It could be that he heard that they fly at night? You never know what little details small children hear and remember and you can't predict what they will make of the information they glean from a trip.
Would it help to tell him more about owls and present them as families (mummy, daddy, and baby)? Sometimes presenting scary entities as families makes them more domestic, familiar and approachable. You could tell him that they are birds who build nests in trees just like other birds, that they lay eggs and have baby owls (what are baby owls called anyway?), that they find food for their baby and feed him in the nest, that the baby owl will one day (night?) teeter to the edge of the nest and jump out and hopefully fly, just as he also learns to do all sorts of big boy things.
DD3 has an early summer birthday, and I think her learning to sleep through the night between 2.5 and 3 coincided with the autumn equinox and the arrival of darker and earlier winter nights. Maybe blackout blinds/curtains might help your DS? By the same token, she loved a night light. I got one that glowed green because that was her favourite colour. Her bedroom window was at the side of the house, but lights from cars could illuminate the room, or flash across the walls or her closed eyes when they went past on the road outside, and I think the heavy curtains and night light kept the light steady and predictable in her room.
When DD3 was about 4 I started playing classical music CDs at night and this seemed to help her relax enough to drift off. She liked all sorts of pieces, from Arvo Part to Beethoven to Chopin, and on and on.. She still does - the Bach cello suites are her current favourites. I stuck to classical because DD3 was always very sensitive to sound (she would wake at the drop of a pin when napping as a baby), and muzak and lights and smells in supermarkets used to set her screaming. She also hated going in the car unless I had classical music playing. (DD4 liked Lenny Kravitz, by contrast). I thought classical music offered more soothing choices, longer pieces that she could concentrate on, sometimes a beginning, middle and end to a piece, so to speak, and repeated motifs so maybe a better intellectual experience than nursery rhymes set to music for instance, or even Baby Einstein toddler music selections. This isn't music snobbery here I listen to anything except C&W and especially Irish C&W -- but a practical choice, and I figured if she had any sort of an ear for music, classical music would enhance it.

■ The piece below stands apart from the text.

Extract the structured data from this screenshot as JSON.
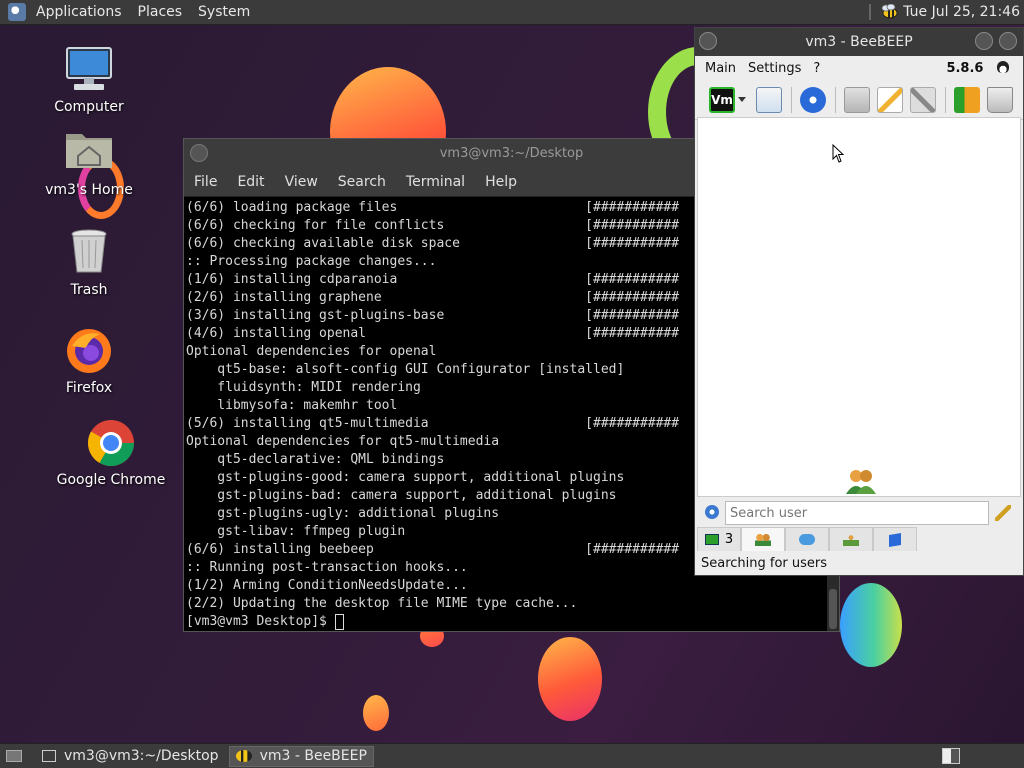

DD3 also had a lot of allergies, it turned out. She developed hay fever quite young, and has food allergies - dairy being the most likely to cause problems. I also found she is allergic to aspirin and has problems with latex, and there are food allergies and sensitivities that are related to latex allergy that I avoided too, for her -- avocado, kiwi, banana, apples, carrots, celery, potato and tomato. She was always a terribly picky eater so many of these weren't an issue, but she complained about bananas making her mouth very itchy, and pizza gave her hives on her chin and neck. Daily Clarityn almost year round sorted out the hay fever to a great extent but she went on to develop mild asthma nevertheless.